As síndromes clínicas de AVC são um grupo de sinais e sintomas característicos de um território arterial específico. É um tema muito abordado para provas de residência e que gera muitas dúvidas tanto nas provas como na prática clínica. Se você trabalha em emergência, certamente já atendeu um paciente com AVC agudo. E aí, você tem segurança em dizer qual o território arterial acometido responsável pela síndrome clínica do AVC? Se você se sente inseguro sobre esse tema, se liga nas dicas desse artigo!

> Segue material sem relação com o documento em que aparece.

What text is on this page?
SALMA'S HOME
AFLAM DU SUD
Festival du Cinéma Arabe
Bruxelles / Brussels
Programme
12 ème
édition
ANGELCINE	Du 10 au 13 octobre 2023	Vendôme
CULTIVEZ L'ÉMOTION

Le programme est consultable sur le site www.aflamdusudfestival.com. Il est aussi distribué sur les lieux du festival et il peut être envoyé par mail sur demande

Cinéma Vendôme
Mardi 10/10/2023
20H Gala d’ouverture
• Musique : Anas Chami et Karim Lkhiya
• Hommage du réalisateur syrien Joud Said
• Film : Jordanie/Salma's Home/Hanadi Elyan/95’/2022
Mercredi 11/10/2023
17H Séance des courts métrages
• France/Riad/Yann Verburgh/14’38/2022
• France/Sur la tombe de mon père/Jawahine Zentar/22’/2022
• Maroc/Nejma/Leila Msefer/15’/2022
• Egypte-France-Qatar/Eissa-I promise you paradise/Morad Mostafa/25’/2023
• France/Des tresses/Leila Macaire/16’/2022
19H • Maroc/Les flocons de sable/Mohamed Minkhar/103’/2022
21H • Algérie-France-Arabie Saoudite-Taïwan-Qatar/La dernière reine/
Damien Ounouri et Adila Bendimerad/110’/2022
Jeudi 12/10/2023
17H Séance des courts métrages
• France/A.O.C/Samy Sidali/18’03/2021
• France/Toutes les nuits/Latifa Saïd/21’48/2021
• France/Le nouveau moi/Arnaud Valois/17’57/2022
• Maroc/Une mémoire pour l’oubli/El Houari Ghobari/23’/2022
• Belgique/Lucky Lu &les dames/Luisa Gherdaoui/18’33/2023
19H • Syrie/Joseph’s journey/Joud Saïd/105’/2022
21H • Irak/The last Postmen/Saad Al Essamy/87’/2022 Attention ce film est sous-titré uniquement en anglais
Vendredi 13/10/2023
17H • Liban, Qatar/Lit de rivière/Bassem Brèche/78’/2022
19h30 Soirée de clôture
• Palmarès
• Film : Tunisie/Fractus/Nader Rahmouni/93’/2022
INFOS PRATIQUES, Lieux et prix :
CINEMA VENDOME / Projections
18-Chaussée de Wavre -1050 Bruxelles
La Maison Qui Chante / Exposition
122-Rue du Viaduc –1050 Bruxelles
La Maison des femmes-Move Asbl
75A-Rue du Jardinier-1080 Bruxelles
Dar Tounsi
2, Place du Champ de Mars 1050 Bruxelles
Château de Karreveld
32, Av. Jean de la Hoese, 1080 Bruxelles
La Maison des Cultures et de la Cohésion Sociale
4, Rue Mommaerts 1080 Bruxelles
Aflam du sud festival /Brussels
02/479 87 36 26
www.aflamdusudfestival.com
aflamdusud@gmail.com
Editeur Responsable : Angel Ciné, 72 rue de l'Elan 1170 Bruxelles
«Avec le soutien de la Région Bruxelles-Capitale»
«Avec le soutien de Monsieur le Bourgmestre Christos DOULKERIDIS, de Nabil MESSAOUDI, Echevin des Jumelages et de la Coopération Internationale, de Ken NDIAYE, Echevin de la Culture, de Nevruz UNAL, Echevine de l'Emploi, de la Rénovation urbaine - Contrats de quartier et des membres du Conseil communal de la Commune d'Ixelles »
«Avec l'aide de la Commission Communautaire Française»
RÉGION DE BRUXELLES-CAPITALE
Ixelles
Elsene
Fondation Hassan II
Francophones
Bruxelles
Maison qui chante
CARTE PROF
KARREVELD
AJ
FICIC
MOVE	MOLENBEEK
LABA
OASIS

Vamos dar um exemplo: chega no PS uma paciente de 70 anos, com história de hipertensão, dislipidemia e fibrilação atrial que apresentou subitamente um quadro de hemiparesia direita de predomínio crural e apatia. E aí, você sabe dizer qual síndrome clínica de AVC é essa? Sabe topografar a lesão? Se você tem essas ou outras dúvidas sobre as síndromes clínicas de AVC, segue o fio nesse artigo agora mesmo!

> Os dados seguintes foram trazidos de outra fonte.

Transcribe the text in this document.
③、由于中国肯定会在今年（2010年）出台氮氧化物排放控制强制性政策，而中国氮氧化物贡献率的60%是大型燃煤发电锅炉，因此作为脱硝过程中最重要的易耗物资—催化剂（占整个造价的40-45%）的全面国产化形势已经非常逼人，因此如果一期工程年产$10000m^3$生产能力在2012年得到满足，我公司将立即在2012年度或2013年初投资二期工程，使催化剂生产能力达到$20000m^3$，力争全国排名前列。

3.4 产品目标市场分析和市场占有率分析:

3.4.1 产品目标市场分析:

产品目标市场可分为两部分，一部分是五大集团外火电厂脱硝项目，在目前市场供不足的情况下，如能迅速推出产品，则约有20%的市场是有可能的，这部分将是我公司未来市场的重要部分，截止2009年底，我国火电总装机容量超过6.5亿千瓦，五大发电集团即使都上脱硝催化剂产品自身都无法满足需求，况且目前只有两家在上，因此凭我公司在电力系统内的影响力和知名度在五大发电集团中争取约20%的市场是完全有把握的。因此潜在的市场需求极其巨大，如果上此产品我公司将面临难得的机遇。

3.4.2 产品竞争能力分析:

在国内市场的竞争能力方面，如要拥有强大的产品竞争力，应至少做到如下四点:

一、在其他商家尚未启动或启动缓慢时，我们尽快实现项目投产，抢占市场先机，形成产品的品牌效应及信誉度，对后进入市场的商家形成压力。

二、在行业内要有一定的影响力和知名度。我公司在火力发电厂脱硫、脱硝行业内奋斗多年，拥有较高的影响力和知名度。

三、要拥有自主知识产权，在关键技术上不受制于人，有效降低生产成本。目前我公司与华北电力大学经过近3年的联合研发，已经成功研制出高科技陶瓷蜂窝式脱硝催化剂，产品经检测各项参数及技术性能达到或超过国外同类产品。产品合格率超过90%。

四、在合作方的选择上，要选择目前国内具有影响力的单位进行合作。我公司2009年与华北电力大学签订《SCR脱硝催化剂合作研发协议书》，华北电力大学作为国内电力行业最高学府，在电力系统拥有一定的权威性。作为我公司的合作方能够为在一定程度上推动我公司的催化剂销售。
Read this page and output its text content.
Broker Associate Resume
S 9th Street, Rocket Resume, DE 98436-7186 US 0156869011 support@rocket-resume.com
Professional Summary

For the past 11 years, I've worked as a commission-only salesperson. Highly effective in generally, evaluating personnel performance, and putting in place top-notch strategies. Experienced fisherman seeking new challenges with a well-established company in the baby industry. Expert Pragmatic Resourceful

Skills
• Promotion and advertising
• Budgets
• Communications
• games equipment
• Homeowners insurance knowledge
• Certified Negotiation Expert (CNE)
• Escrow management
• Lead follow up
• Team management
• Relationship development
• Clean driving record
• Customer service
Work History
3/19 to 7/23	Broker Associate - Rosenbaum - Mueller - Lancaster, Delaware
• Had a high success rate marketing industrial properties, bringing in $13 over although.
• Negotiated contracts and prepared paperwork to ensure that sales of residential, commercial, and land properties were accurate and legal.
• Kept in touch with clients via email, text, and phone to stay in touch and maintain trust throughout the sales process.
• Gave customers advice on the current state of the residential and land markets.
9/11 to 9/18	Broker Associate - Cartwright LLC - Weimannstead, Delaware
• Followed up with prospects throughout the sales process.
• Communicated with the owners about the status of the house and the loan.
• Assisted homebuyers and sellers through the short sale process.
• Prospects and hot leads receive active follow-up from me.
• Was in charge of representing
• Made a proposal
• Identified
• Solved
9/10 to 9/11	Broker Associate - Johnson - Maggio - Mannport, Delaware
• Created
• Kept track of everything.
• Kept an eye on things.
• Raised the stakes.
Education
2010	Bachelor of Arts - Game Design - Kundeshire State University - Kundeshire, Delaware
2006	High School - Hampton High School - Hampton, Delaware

Obs: se você tem dúvida sobre trombólise, dê uma olhada no nosso artigo específico sobre esse tema.
As síndromes clínicas de AVC compreendem um tema muito interessante, pois alia a neuroanatomia e os territórios de irrigação arterial às manifestações clínicas de um insulto neurovascular. Sendo assim, vamos começar com os territórios arteriais do encéfalo.

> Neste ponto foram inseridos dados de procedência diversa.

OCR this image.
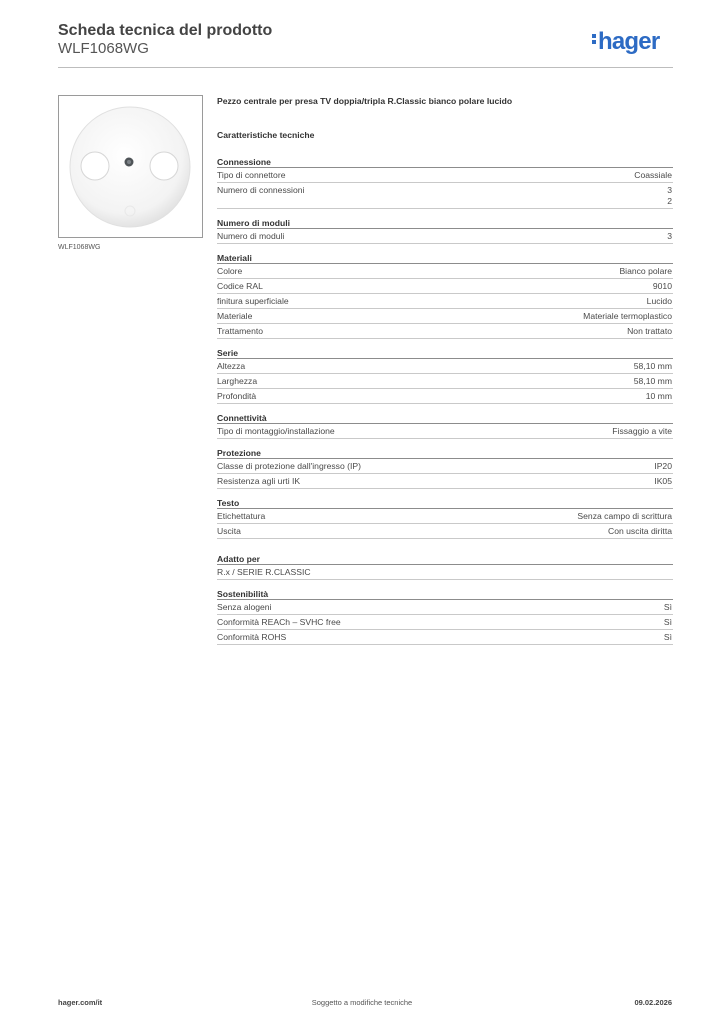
Scheda tecnica del prodotto
WLF1068WG	hager
WLF1068WG
Pezzo centrale per presa TV doppia/tripla R.Classic bianco polare lucido
Caratteristiche tecniche
Connessione
Tipo di connettore	Coassiale
Numero di connessioni	3
2
Numero di moduli
Numero di moduli	3
Materiali
Colore	Bianco polare
Codice RAL	9010
finitura superficiale	Lucido
Materiale	Materiale termoplastico
Trattamento	Non trattato
Serie
Altezza	58,10 mm
Larghezza	58,10 mm
Profondità	10 mm
Connettività
Tipo di montaggio/installazione	Fissaggio a vite
Protezione
Classe di protezione dall'ingresso (IP)	IP20
Resistenza agli urti IK	IK05
Testo
Etichettatura	Senza campo di scrittura
Uscita	Con uscita diritta
Adatto per
R.x / SERIE R.CLASSIC
Sostenibilità
Senza alogeni	Sì
Conformità REACh – SVHC free	Sì
Conformità ROHS	Sì
hager.com/it	Soggetto a modifiche tecniche	09.02.2026
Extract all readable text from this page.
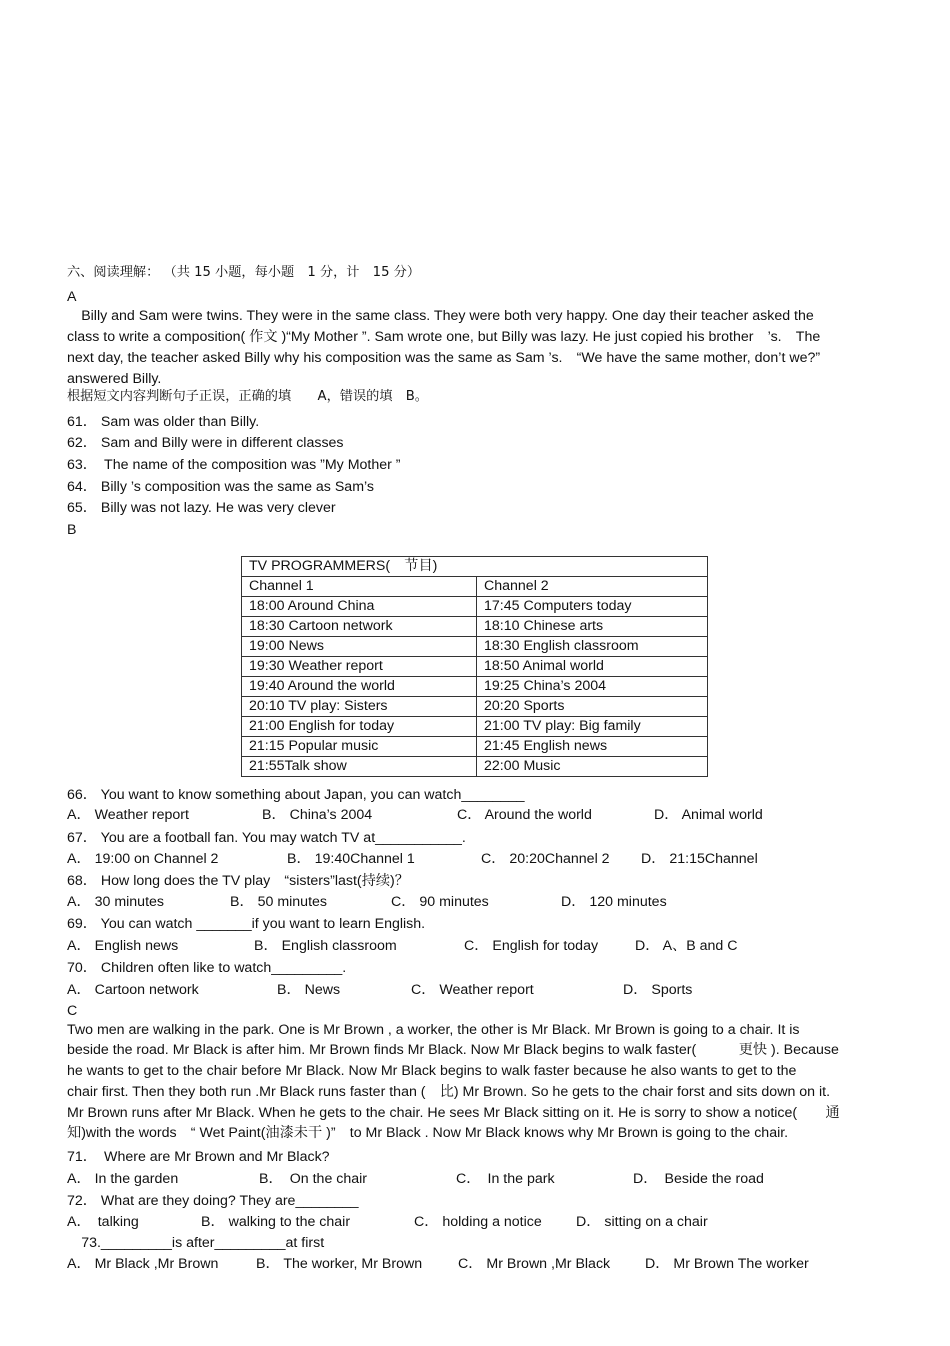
六、阅读理解： （共 15 小题，每小题　1 分，计　15 分）
A
　Billy and Sam were twins. They were in the same class. They were both very happy. One day their teacher asked the
class to write a composition( 作文 )“My Mother ”. Sam wrote one, but Billy was lazy. He just copied his brother　’s.　The
next day, the teacher asked Billy why his composition was the same as Sam ’s.　“We have the same mother, don’t we?”
answered Billy.
根据短文内容判断句子正误，正确的填　　A，错误的填　B。
61． Sam was older than Billy.
62． Sam and Billy were in different classes
63．　The name of the composition was ”My Mother ”
64． Billy ’s composition was the same as Sam’s
65． Billy was not lazy. He was very clever
B
TV PROGRAMMERS(　节目)	
Channel 1	Channel 2
18:00 Around China	17:45 Computers today
18:30 Cartoon network	18:10 Chinese arts
19:00 News	18:30 English classroom
19:30 Weather report	18:50 Animal world
19:40 Around the world	19:25 China’s 2004
20:10 TV play: Sisters	20:20 Sports
21:00 English for today	21:00 TV play: Big family
21:15 Popular music	21:45 English news
21:55Talk show	22:00 Music
66． You want to know something about Japan, you can watch________
A． Weather report	B． China’s 2004	C． Around the world	D． Animal world
67． You are a football fan. You may watch TV at___________.
A． 19:00 on Channel 2	B． 19:40Channel 1	C． 20:20Channel 2 D． 21:15Channel
68． How long does the TV play　“sisters”last(持续)？
A． 30 minutes	B． 50 minutes	C． 90 minutes	D． 120 minutes
69． You can watch _______if you want to learn English.
A． English news	B． English classroom	C． English for today	D． A、B and C
70． Children often like to watch_________.
A． Cartoon network	B． News	C． Weather report	D． Sports
C
Two men are walking in the park. One is Mr Brown , a worker, the other is Mr Black. Mr Brown is going to a chair. It is
beside the road. Mr Black is after him. Mr Brown finds Mr Black. Now Mr Black begins to walk faster(　　　更快 ). Because
he wants to get to the chair before Mr Black. Now Mr Black begins to walk faster because he also wants to get to the
chair first. Then they both run .Mr Black runs faster than (　比) Mr Brown. So he gets to the chair forst and sits down on it.
Mr Brown runs after Mr Black. When he gets to the chair. He sees Mr Black sitting on it. He is sorry to show a notice(　　通
知)with the words　“ Wet Paint(油漆未干 )”　to Mr Black . Now Mr Black knows why Mr Brown is going to the chair.
71．　Where are Mr Brown and Mr Black?
A． In the garden	B．　On the chair	C．　In the park	D．　Beside the road
72． What are they doing? They are________
A．　talking	B． walking to the chair	C． holding a notice D． sitting on a chair
　73._________is after_________at first
A． Mr Black ,Mr Brown	B． The worker, Mr Brown	C． Mr Brown ,Mr Black D． Mr Brown The worker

Para conseguir topografar a lesão e entender as síndromes clínicas de AVC, vocês precisam saber quais são os territórios arteriais do encéfalo. A vascularização do encéfalo é dividida em ANTERIOR e POSTERIOR. A circulação anterior corresponde ao território carotídeo (ou seja, suprido pelas artérias carótidas), e tem como principais representantes as artérias cerebrais médias e cerebrais anteriores. A circulação posterior corresponde ao território vértebro-basilar (ou seja, suprido pelas artérias vertebrais e pela artéria basilar), e tem como principais representantes as artérias vertebrais, a artéria basilar e as artérias cerebrais posteriores. As síndromes clínicas de AVC de cada uma dessas artérias é diferente, já que cada uma irriga um território diferente do encéfalo.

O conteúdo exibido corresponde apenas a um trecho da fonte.